2.0 KiB
Byte-Pair Encoding (BPE)
Overview
Byte-Pair Encoding (BPE) is a simple but powerful text compression and tokenization algorithm. Originally introduced as a data compression method, it has been widely adopted in Natural Language Processing (NLP) to build subword vocabularies for models such as GPT and BERT.
Key Idea
BPE works by iteratively replacing the most frequent pair of symbols (initially characters) with a new symbol.
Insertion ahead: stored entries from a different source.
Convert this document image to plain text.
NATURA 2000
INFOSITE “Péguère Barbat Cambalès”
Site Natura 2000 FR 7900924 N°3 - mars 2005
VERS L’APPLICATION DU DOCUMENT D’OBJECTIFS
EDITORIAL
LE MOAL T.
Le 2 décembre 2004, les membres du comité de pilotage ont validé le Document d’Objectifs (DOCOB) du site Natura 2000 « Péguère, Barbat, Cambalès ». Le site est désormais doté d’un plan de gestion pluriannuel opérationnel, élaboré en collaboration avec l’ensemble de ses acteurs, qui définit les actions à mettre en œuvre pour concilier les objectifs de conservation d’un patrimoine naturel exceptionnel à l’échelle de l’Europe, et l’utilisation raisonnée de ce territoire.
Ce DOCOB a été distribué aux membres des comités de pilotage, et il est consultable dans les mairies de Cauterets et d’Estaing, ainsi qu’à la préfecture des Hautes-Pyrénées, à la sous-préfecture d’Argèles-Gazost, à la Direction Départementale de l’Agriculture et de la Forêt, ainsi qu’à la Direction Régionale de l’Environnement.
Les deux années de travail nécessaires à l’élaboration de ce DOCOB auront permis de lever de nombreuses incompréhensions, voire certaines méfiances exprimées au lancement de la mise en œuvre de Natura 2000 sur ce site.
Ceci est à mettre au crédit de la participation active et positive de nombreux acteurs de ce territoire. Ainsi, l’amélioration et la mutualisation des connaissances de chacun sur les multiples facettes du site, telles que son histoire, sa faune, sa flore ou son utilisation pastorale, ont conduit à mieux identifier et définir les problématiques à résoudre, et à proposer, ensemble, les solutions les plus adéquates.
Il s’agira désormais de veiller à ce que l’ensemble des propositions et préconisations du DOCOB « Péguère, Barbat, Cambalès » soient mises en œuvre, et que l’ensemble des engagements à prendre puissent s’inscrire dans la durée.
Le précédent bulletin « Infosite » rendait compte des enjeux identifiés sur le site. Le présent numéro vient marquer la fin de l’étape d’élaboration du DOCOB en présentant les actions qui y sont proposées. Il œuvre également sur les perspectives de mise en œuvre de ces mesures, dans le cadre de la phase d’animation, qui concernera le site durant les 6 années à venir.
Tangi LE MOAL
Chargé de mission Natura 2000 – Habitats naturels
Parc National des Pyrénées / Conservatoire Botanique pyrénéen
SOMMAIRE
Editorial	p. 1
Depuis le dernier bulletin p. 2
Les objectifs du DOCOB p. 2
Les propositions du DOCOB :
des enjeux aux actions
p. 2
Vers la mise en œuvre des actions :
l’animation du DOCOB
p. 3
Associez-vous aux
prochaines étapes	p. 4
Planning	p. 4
Over time, frequent character sequences (e.g., common morphemes, prefixes, suffixes) are merged into single tokens.
Algorithm Steps
-
Initialization
- Treat each character of the input text as a token.
-
Find Frequent Pairs
- Count all adjacent token pairs in the sequence.
-
Merge Most Frequent Pair
- Replace the most frequent pair with a new symbol not used in the text.
-
Repeat
- Continue until no frequent pairs remain or a desired vocabulary size is reached.
Example
Suppose the data to be encoded is:
aaabdaaabac
Step 1: Merge "aa"
Most frequent pair: "aa" → replace with "Z"
ZabdZabac
Z = aa
Step 2: Merge "ab"
Most frequent pair: "ab" → replace with "Y"
ZYdZYac
Y = ab
Z = aa
Step 3: Merge "ZY"
Most frequent pair: "ZY" → replace with "X"
XdXac
X = ZY
Y = ab
Z = aa
At this point, no pairs occur more than once, so the process stops.
Decompression
To recover the original data, replacements are applied in reverse order:
XdXac
→ ZYdZYac
→ ZabdZabac
→ aaabdaaabac
Advantages
- Efficient vocabulary building: reduces the need for massive word lists.
- Handles rare words: breaks them into meaningful subword units.
- Balances character- and word-level tokenization.
Limitations
- Does not consider linguistic meaning—merges are frequency-based.
- May create tokens that are not linguistically natural.
- Vocabulary is fixed after training.